Pero, citando a la piedra de toque generacional conocida como Pink, ¿qué pasa con nosotros? ¿Y qué pasa con los intermedios que, por fecha de nacimiento, temperamento o simple cabezonería, no encajamos en los casilleros cinematográficos esperados? ¿Cuáles son las películas que definen nuestros ritos de paso, nuestros anhelos adolescentes, las tragedias del primer amor, los colapsos de la edad adulta, los gritos de la mediana edad...?
Ok, yo primero.
Nací en 1960, en la cola del boom y los primeros atisbos de la Generación X. Era demasiado joven para ver los estrenos de El graduado o Easy Rider, demasiado vieja para relacionarme con Slacker y Generación X. Para cuando me puse al día con los clásicos –los Apocalypse Nows del mundo– apreciaba su arte, pero sólo podía relacionarme con ellos como artefactos idealizados de las realidades de otras personas. Incluso las películas más populares con personajes, argumentos y lugares que encajaban con mi propia vida –Colegio de animales, que se estrenó cuando yo empezaba la universidad, o Secretaria ejecutiva, que se estrenó cuando yo empezaba a trabajar en Nueva York– me dejaban fuera del marco cultural, mirándolas con una combinación de envidia y desprecio equivocado.
Lo cual no quiere decir que no tenga mis propios referentes generacionales. Es sólo que muchos de ellos no son aprobados o reconocidos como tales, porque no encajo en su “público objetivo”. O porque no se consideran clásicos, ni siquiera buenos. ¿Por qué debería importarme? Estas películas han penetrado en mi conciencia de un modo inexplicablemente potente y permanente, recordando al instante el momento, el lugar y el estado emocional en que las vi. (con la excepción de un My brillian career aquí y una película de Eric Rohmer allá, las películas que interioricé se inclinaban en gran medida hacia las mujeres estadounidenses con las que me identificaba reflexivamente mientras crecía). Mis piedras de toque generacionales no forman un canon cinematográfico, sino más bien una loca colcha de vibraciones, impulsos, señales de murciélago y silbidos de perro que –al azar, digresivamente, pero de alguna manera coherente– definen el arco de una vida al azar, digresiva, pero de alguna manera coherente.

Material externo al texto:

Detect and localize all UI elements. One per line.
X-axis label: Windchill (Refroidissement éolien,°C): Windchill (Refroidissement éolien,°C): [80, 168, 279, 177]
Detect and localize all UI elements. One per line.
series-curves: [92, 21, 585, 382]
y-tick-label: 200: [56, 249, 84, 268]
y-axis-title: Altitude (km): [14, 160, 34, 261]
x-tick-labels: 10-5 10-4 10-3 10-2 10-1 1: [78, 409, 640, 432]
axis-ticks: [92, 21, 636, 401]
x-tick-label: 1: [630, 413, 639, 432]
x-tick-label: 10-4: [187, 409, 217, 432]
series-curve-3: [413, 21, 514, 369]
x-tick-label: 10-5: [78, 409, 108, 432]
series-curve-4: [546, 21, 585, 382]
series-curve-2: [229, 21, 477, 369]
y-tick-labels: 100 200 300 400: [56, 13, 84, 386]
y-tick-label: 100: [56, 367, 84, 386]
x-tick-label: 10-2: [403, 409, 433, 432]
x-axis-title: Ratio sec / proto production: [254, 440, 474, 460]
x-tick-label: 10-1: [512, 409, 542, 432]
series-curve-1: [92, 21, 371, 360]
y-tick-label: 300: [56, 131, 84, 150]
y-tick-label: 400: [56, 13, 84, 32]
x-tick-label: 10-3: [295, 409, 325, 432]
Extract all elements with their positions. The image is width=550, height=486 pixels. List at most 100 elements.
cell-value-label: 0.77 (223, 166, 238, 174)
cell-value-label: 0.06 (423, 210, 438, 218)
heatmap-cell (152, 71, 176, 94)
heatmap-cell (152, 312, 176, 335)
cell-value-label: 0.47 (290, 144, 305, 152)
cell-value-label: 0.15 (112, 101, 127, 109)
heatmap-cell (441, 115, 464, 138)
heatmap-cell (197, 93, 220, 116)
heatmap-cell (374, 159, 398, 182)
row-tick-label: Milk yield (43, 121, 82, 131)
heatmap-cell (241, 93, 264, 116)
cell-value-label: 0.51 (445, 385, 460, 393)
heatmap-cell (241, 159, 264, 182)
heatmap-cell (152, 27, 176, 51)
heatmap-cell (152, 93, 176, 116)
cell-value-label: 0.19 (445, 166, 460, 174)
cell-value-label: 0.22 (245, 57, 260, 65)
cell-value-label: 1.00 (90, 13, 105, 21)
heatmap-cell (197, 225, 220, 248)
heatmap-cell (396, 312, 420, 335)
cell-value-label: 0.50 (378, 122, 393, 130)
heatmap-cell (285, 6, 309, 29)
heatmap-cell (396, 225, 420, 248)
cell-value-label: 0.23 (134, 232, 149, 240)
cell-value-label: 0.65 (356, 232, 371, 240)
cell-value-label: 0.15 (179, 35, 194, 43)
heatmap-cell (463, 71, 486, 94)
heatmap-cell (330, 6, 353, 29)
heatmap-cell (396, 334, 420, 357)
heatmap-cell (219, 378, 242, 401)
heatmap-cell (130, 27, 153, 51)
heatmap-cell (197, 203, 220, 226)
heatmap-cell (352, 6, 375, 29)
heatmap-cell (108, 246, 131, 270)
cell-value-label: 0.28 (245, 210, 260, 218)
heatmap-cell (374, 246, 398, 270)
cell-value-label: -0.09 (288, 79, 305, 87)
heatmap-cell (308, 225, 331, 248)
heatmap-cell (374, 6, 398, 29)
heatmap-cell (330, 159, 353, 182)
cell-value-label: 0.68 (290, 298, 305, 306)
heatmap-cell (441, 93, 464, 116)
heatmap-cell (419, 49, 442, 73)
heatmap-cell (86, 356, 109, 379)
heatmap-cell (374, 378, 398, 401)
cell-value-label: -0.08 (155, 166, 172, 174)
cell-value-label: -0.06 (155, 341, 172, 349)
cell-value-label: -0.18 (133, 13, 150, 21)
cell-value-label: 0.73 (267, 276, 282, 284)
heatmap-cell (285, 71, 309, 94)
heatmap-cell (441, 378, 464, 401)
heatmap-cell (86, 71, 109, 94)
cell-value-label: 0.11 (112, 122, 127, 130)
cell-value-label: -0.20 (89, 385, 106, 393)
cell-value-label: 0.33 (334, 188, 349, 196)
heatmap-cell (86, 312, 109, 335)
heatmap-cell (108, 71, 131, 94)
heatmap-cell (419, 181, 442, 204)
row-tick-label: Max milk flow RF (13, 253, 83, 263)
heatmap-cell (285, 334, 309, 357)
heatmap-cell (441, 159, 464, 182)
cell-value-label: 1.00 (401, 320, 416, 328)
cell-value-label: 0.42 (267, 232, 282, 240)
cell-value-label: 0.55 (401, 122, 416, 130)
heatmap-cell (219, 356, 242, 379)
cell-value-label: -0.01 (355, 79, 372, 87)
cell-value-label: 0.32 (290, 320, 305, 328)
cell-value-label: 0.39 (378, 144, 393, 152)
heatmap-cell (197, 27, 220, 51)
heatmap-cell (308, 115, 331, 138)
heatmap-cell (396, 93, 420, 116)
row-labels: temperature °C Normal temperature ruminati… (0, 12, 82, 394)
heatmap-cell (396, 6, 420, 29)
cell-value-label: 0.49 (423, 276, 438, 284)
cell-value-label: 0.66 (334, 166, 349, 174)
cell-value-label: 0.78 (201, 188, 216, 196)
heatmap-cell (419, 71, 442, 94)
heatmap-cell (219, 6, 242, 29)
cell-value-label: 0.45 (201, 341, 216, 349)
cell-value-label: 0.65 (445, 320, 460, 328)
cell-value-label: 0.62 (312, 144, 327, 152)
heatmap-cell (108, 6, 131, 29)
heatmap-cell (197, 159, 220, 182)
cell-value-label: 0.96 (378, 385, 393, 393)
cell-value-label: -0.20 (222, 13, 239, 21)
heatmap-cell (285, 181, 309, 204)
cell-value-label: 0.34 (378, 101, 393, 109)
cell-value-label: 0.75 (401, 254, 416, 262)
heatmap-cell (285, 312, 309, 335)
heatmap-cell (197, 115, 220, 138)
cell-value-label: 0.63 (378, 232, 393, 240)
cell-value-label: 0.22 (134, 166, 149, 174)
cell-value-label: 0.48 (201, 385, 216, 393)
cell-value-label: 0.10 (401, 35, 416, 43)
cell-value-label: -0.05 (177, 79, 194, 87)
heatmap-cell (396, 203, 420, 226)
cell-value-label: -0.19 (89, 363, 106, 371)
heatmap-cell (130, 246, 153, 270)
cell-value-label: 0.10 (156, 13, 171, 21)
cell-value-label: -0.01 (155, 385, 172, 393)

Estas son las películas que reflejan la verdad en constante cambio de lo que era ser yo a lo largo de seis décadas de crecer, vivir aventuras, cometer errores y observar el mundo a través de una lente que no es ni esto, ni aquello, ni lo cronológicamente correcto. Y apuesto a que la mayoría de los que lean esto tienen sus propios cánones hiperespecíficos. Al fin y al cabo, las películas son piedras de toque porque nos afectan de un modo profundo y extravagantemente personal. No importa si son grandes o no. Hay ciertas películas que han llegado a definirnos, para bien, para mal y para siempre. Éstas son algunas de las mías.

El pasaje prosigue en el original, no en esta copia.